Jonah Goldberg posted an article at the New York Post yesterday about the riots on the Penn State campus when the firing of football coach Joe Paterno was announced.

Mr. Goldberg observes:

You have to wonder what’s wrong with our society when someone can say, “Of course we’re going to riot,” but not over the coverup of pedophiliac rape. Rather, students feel it is their obvious right, perhaps even duty, to throw violent temper tantrums when a multimillionaire football coach is fired, simply because the coach is part of their “college experience.”

If the students actually knew why Coach Paterno was fired, where in the world was their compassion for the victims of Coach Sandusky? What in the world are our children learning in college?

Mr. Goldberg concludes:

Most of the time, I find campus protest culture to be shallow and predictable. But I would have cheered it this time around, if only someone rioted for the alleged victims of Jerry Sandusky.

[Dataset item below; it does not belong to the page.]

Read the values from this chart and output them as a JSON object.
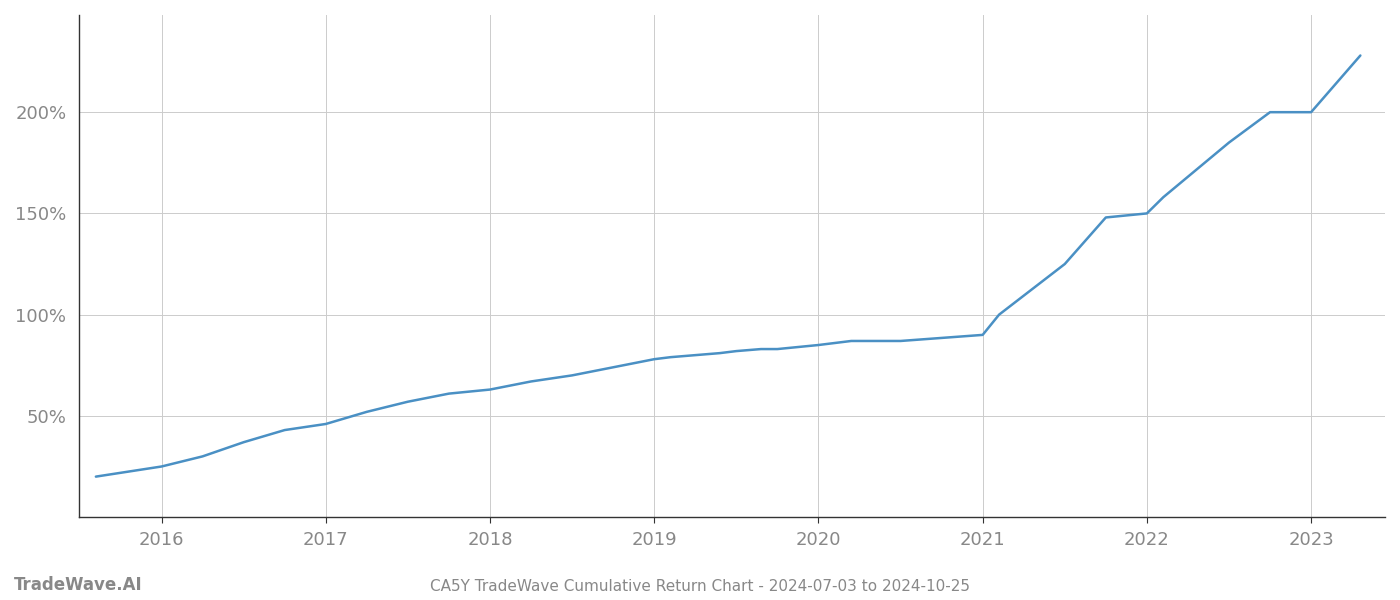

I linked to the Grand Jury testimony in a previous article (rightwinggranny). It is difficult to read the testimony. Coach Sandusky was caught in the act of raping a child and everyone in charge looked the other way–oh, wait, they didn’t look the other way–they told him he could no longer bring children into the athletic facility. Coach Sandusky’s activities continued for another ten years. There are some serious legal issues here–authorities of the school were required to report the incident to the police when it occurred–no one seems to have done that. Because the school was aware of the incident, I would think that children (now young adults) who were molested after the incident that was discovered could very easily sue to school. I hope they do. I won’t bring healing, but it might teach people in charge to fulfill their legal reporting obligations.